As you can see the Atlantis ILIO VM consumes 30 slots due to its 60GB RAM reservation out of a total of 128 slots per host. In our eight host cluster, if we set the host failures the cluster tolerates setting to one and reduce the slot size to 2GB RAM, we will have 18 or 19 slots reserved per host as below:
This means that there will not be enough free slots (30) on each host to start the Atlantis ILIO VM. VMware vSphere will try and use DRS (Distributed Resource Scheduler) to move the smaller desktop VMs out of the way to create enough free slots to enable to ILIO VM to be powered on. This is called defragmentation. Defragmentation is not guaranteed to work, as it may have to use multi hop DRS moves or multiple rounds of DRS and it still needs to respect affinity, anti-affinity and reservation rules. Defragmentation can greatly increase downtime and reduce the likelihood of a successful power on of the Atlantis ILIO VM. Both the defragmentation of resources and the fact that HA will start the VMs on any available server means that the Atlantis ILIO and the virtual desktops associated with it could be on different hosts. Although this is a supported configuration, it is less than ideal from a performance and resource utilization perspective.
Percentage of Cluster Resources Reserved
This Admission Control policy is the most common in actual use. The main advantage of the percentage based Admission Control Policy is that it avoids the commonly experienced slot size issue where values are skewed due to a difference in reservations between VMs on the host.
This will add up the total amount of CPU and Memory resources over the cluster and reserve a certain amount for HA purposes. If we configure both memory and CPU to be reserved at 13% for our 8 host cluster, it will look as below:
This will give us enough spare capacity across the whole cluster to account for one failed host (at 12.5% of the cluster resources). In this case, the ILIO VM requires 24% of a single host capacity resulting in a defragmented state. As stated above, defragmentation can increase downtime and reduce the likelihood of a successful power on of the ILIO VM. Both the defragmentation of resources and the fact that HA will start the VMs on any available server means that the Atlantis ILIO and the Desktops associated with it could be on different hosts. Although this is a supported configuration, and we have many customers successfully using this design, it is less than ideal.
Specify Failover Hosts
With the “Specify Failover Hosts” Admission Control Policy, HA will attempt to restart all virtual machines on the designated fail-over hosts. The designated fail-over hosts are essentially “hot standby” hosts. In other words, DRS will not migrate virtual machines to these hosts when resources are scarce or the cluster is imbalanced.

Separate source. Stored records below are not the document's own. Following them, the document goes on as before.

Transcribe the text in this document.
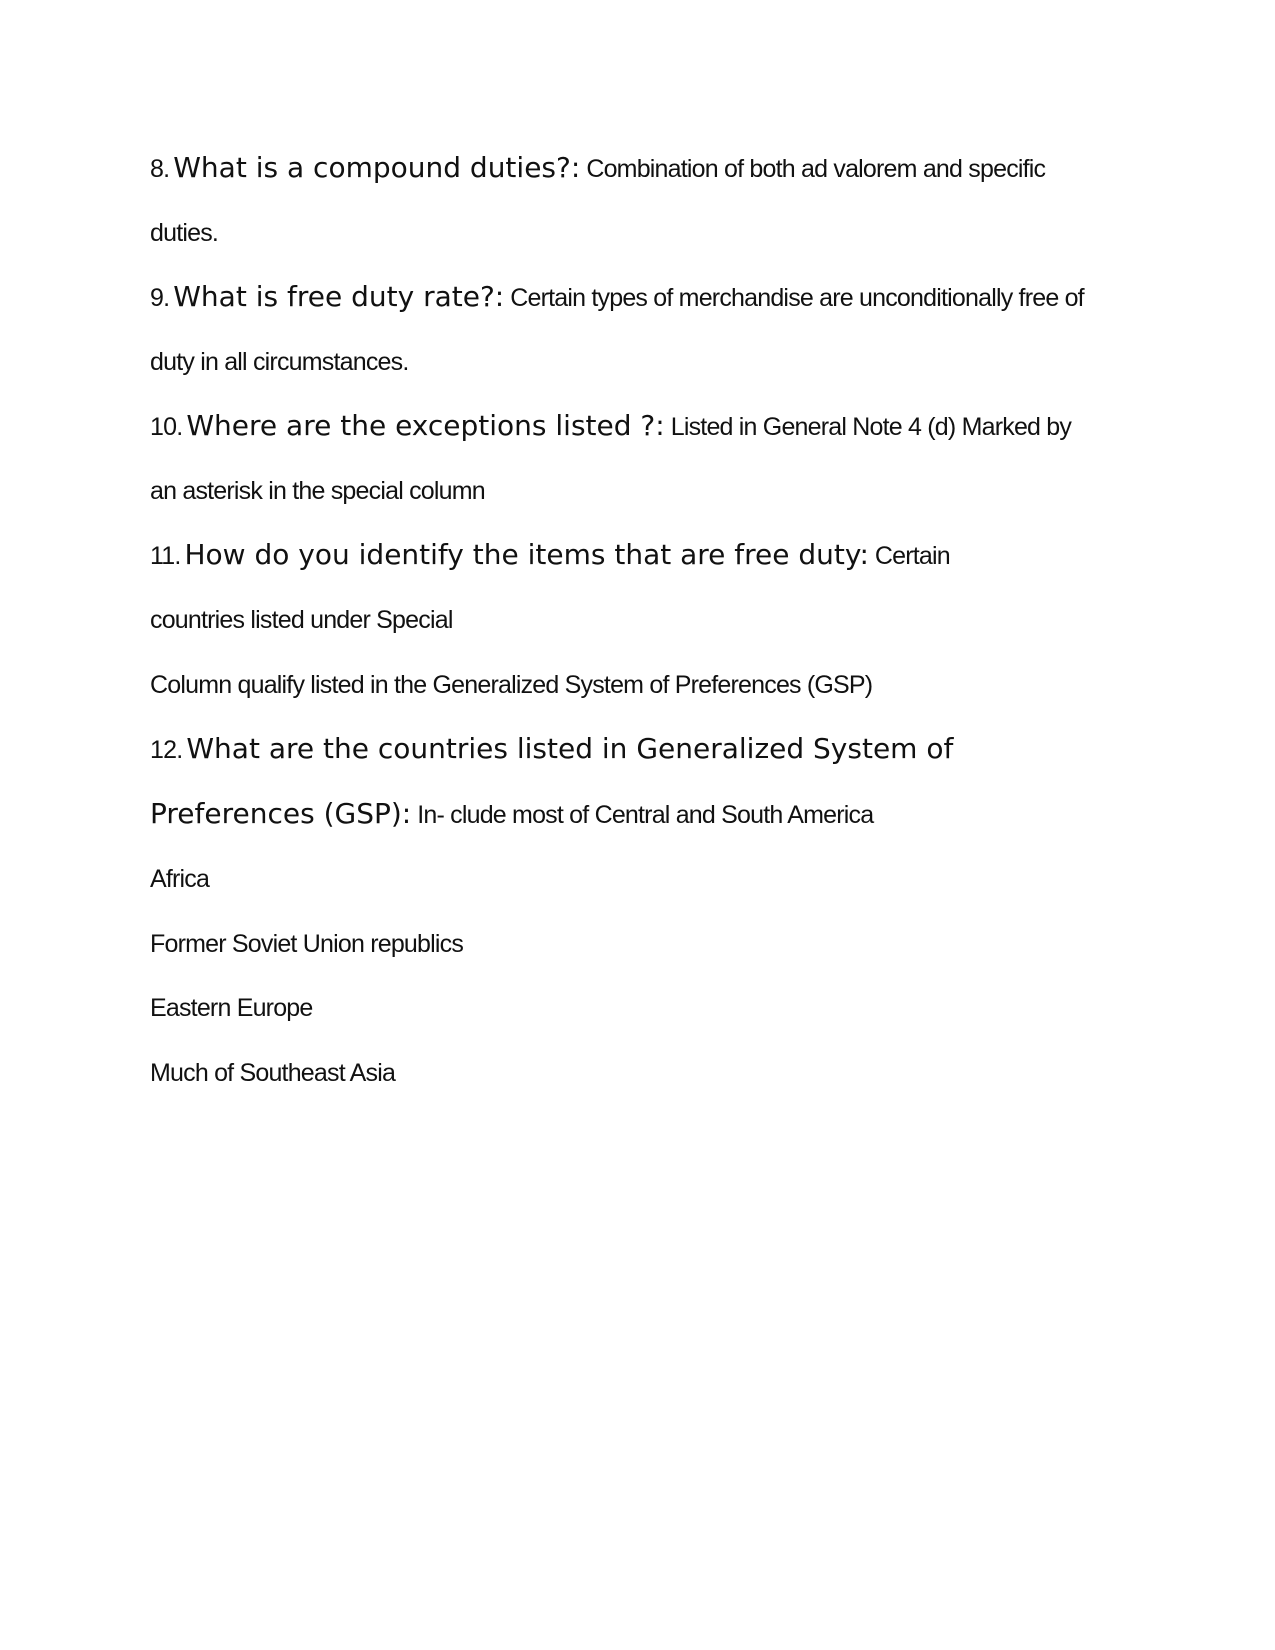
8. What is a compound duties?: Combination of both ad valorem and specific
duties.
9. What is free duty rate?: Certain types of merchandise are unconditionally free of
duty in all circumstances.
10. Where are the exceptions listed ?: Listed in General Note 4 (d) Marked by
an asterisk in the special column
11. How do you identify the items that are free duty: Certain
countries listed under Special
Column qualify listed in the Generalized System of Preferences (GSP)
12. What are the countries listed in Generalized System of
Preferences (GSP): In- clude most of Central and South America
Africa
Former Soviet Union republics
Eastern Europe
Much of Southeast Asia
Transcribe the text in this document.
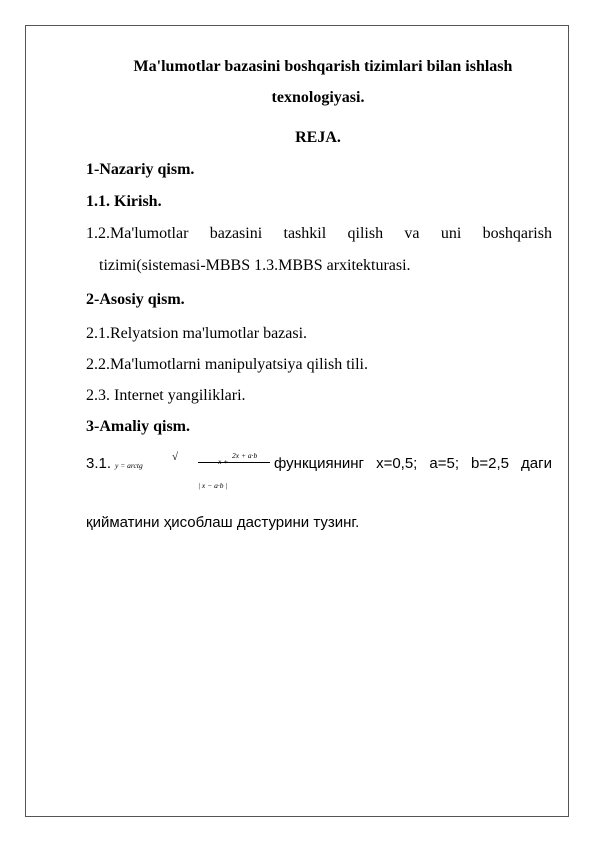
Ma'lumotlar bazasini boshqarish tizimlari bilan ishlash
texnologiyasi.
REJA.
1-Nazariy qism.
1.1. Kirish.
1.2.Ma'lumotlar bazasini tashkil qilish va uni boshqarish
tizimi(sistemasi-MBBS 1.3.MBBS arxitekturasi.
2-Asosiy qism.
2.1.Relyatsion ma'lumotlar bazasi.
2.2.Ma'lumotlarni manipulyatsiya qilish tili.
2.3. Internet yangiliklari.
3-Amaliy qism.
3.1. y = arctg
√	x +
2x + a·b
| x − a·b |
функциянинг x=0,5; a=5; b=2,5 даги
қийматини ҳисоблаш дастурини тузинг.
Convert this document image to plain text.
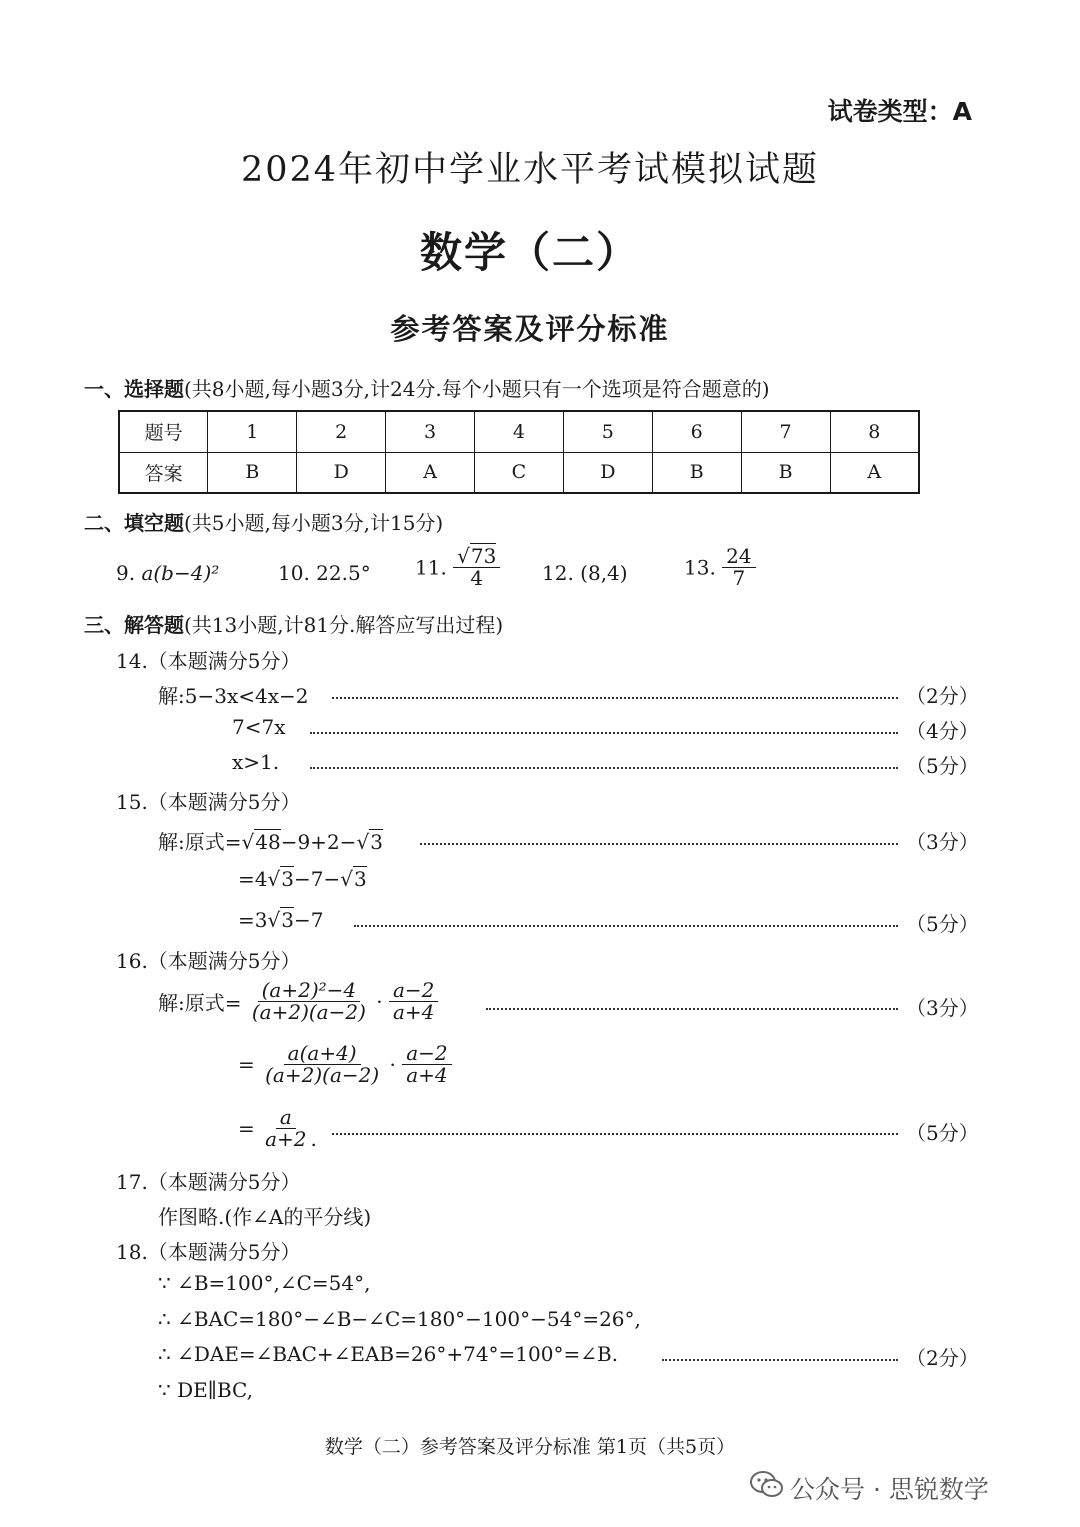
试卷类型：A
2024年初中学业水平考试模拟试题
数学（二）
参考答案及评分标准
一、选择题(共8小题,每小题3分,计24分.每个小题只有一个选项是符合题意的)
题号	1	2	3	4	5	6	7	8
答案	B	D	A	C	D	B	B	A
二、填空题(共5小题,每小题3分,计15分)
9. a(b−4)²	10. 22.5° 11. $\frac{√73}{4} 12$. (8,4)	13. $\frac{24}{7}$
三、解答题(共13小题,计81分.解答应写出过程)
14.（本题满分5分）
解:5−3x<4x−2	（2分）
7<7x	（4分）
x>1.	（5分）
15.（本题满分5分）
解:原式=√48−9+2−√3	（3分）
=4√3−7−√3
=3√3−7	（5分）
16.（本题满分5分）
解:原式= $\frac{\text{(a+2)²−4}}{(a+2)(a-2)} \cdot \frac{a-2}{a+4}$	（3分）
= $\frac{a(a+4)}{(a+2)(a-2)} \cdot \frac{a-2}{a+4}$
= $\frac{a}{a+2}$ .	（5分）
17.（本题满分5分）
作图略.(作∠A的平分线)
18.（本题满分5分）
∵ ∠B=100°,∠C=54°,
∴ ∠BAC=180°−∠B−∠C=180°−100°−54°=26°,
∴ ∠DAE=∠BAC+∠EAB=26°+74°=100°=∠B.	（2分）
∵ DE∥BC,
数学（二）参考答案及评分标准 第1页（共5页）
公众号 · 思锐数学
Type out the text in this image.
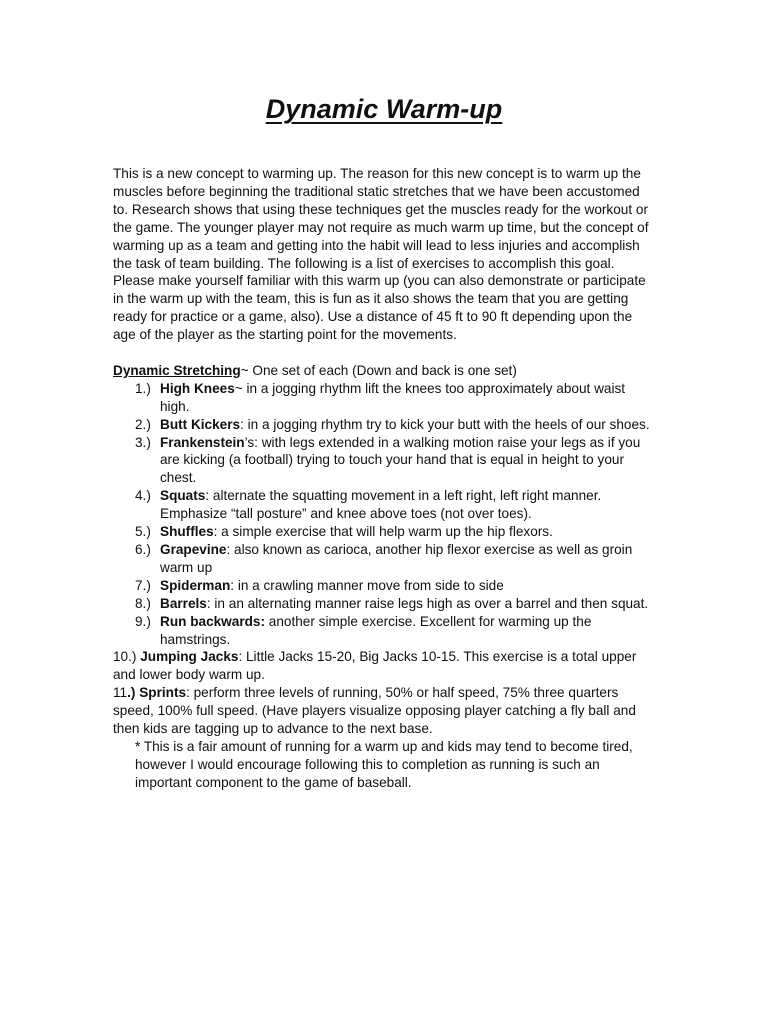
Dynamic Warm-up

This is a new concept to warming up. The reason for this new concept is to warm up the muscles before beginning the traditional static stretches that we have been accustomed to. Research shows that using these techniques get the muscles ready for the workout or the game. The younger player may not require as much warm up time, but the concept of warming up as a team and getting into the habit will lead to less injuries and accomplish the task of team building. The following is a list of exercises to accomplish this goal. Please make yourself familiar with this warm up (you can also demonstrate or participate in the warm up with the team, this is fun as it also shows the team that you are getting ready for practice or a game, also). Use a distance of 45 ft to 90 ft depending upon the age of the player as the starting point for the movements.

Dynamic Stretching~ One set of each (Down and back is one set)

1.) High Knees~ in a jogging rhythm lift the knees too approximately about waist high.
2.) Butt Kickers: in a jogging rhythm try to kick your butt with the heels of our shoes.
3.) Frankenstein’s: with legs extended in a walking motion raise your legs as if you are kicking (a football) trying to touch your hand that is equal in height to your chest.
4.) Squats: alternate the squatting movement in a left right, left right manner. Emphasize “tall posture” and knee above toes (not over toes).
5.) Shuffles: a simple exercise that will help warm up the hip flexors.
6.) Grapevine: also known as carioca, another hip flexor exercise as well as groin warm up
7.) Spiderman: in a crawling manner move from side to side
8.) Barrels: in an alternating manner raise legs high as over a barrel and then squat.
9.) Run backwards: another simple exercise. Excellent for warming up the hamstrings.
10.) Jumping Jacks: Little Jacks 15-20, Big Jacks 10-15. This exercise is a total upper and lower body warm up.
11.) Sprints: perform three levels of running, 50% or half speed, 75% three quarters speed, 100% full speed. (Have players visualize opposing player catching a fly ball and then kids are tagging up to advance to the next base.

* This is a fair amount of running for a warm up and kids may tend to become tired, however I would encourage following this to completion as running is such an important component to the game of baseball.
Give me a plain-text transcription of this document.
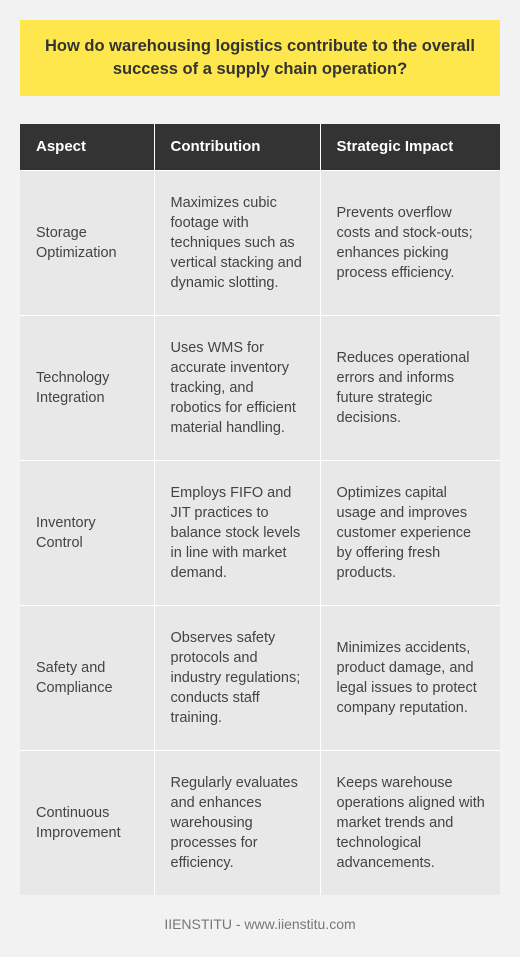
How do warehousing logistics contribute to the overall success of a supply chain operation?
Aspect	Contribution	Strategic Impact
Storage Optimization	Maximizes cubic footage with techniques such as vertical stacking and dynamic slotting.	Prevents overflow costs and stock-outs; enhances picking process efficiency.
Technology Integration	Uses WMS for accurate inventory tracking, and robotics for efficient material handling.	Reduces operational errors and informs future strategic decisions.
Inventory Control	Employs FIFO and JIT practices to balance stock levels in line with market demand.	Optimizes capital usage and improves customer experience by offering fresh products.
Safety and Compliance	Observes safety protocols and industry regulations; conducts staff training.	Minimizes accidents, product damage, and legal issues to protect company reputation.
Continuous Improvement	Regularly evaluates and enhances warehousing processes for efficiency.	Keeps warehouse operations aligned with market trends and technological advancements.
IIENSTITU - www.iienstitu.com
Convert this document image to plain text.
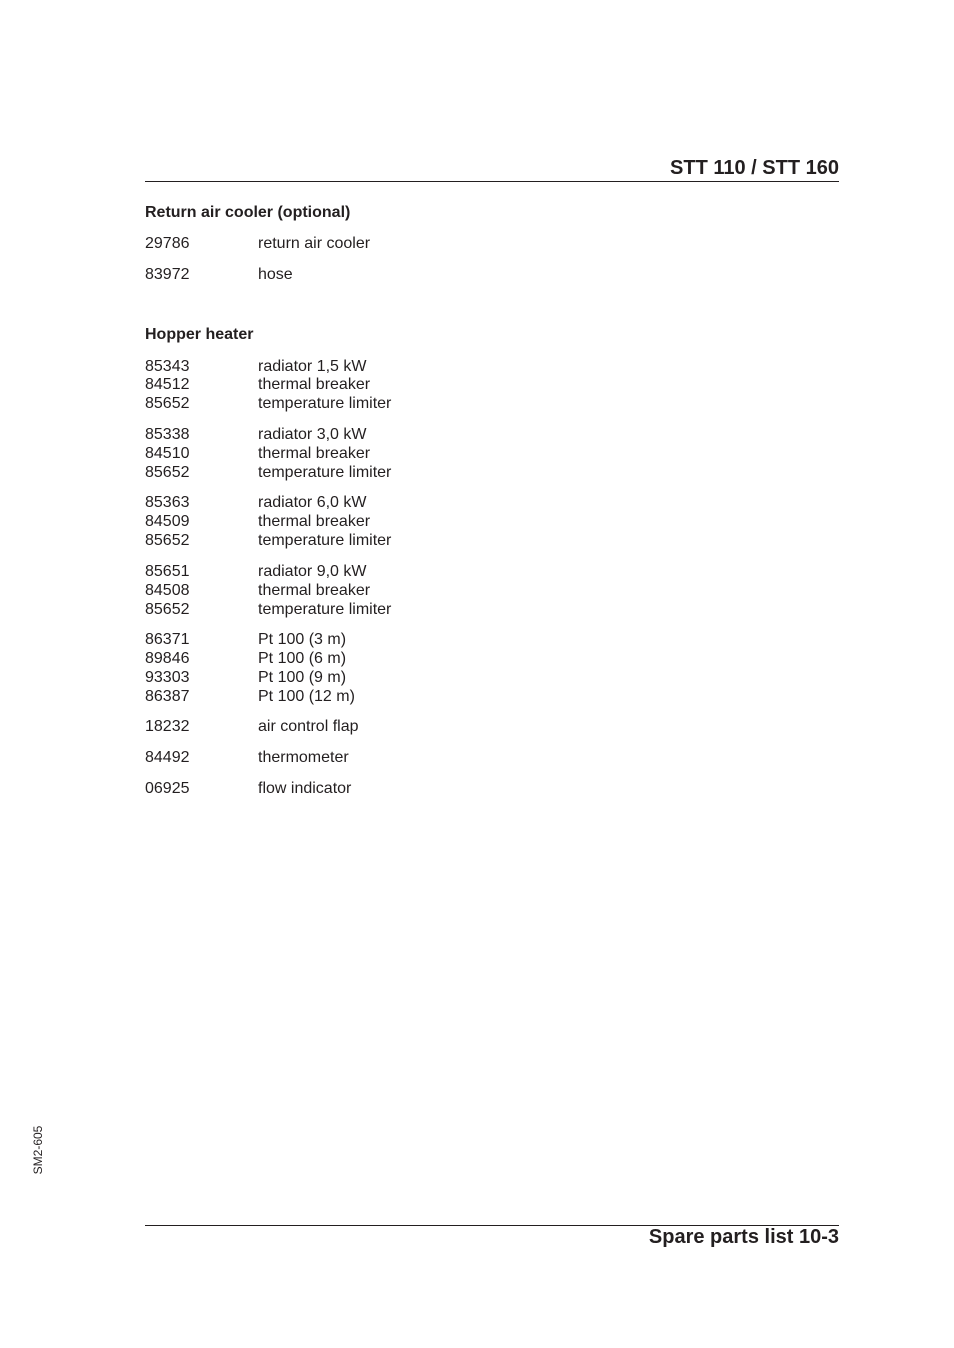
STT 110 / STT 160
Return air cooler (optional)
29786	return air cooler
83972	hose
Hopper heater
85343	radiator 1,5 kW
84512	thermal breaker
85652	temperature limiter
85338	radiator 3,0 kW
84510	thermal breaker
85652	temperature limiter
85363	radiator 6,0 kW
84509	thermal breaker
85652	temperature limiter
85651	radiator 9,0 kW
84508	thermal breaker
85652	temperature limiter
86371	Pt 100 (3 m)
89846	Pt 100 (6 m)
93303	Pt 100 (9 m)
86387	Pt 100 (12 m)
18232	air control flap
84492	thermometer
06925	flow indicator
SM2-605
Spare parts list 10-3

This option both guarantees that you will be able to restart your VMs and keeps the desktop VMs on the same host as their associated ILIO. The reason that many people do not pick this policy is that the dedicated failover hosts are not utilized during normal operations. While this is a fair point, any reservation, be it slots, percentage or host, is going to prevent that proportion of your infrastructure from being used, the fact it’s in one place rather than spread out over the cluster isn’t a problem in my opinion.
As a virtual machine, Atlantis ILIO can take advantage of the availability and resiliency functionality of the underlying virtualization platform to ensure the reliability of virtual desktop infrastructure, while at the same time lowering cost and increasing performance. In the case of VMware vSphere, the best approach to VMware HA with Atlantis ILIO is to use Admission Control policies with a specified fail-over host. Using this approach, the Atlantis ILIO virtual machine will remain on the same physical server as the virtual desktops using its data store, ensuring the fastest possible recovery from a host failure with optimal performance.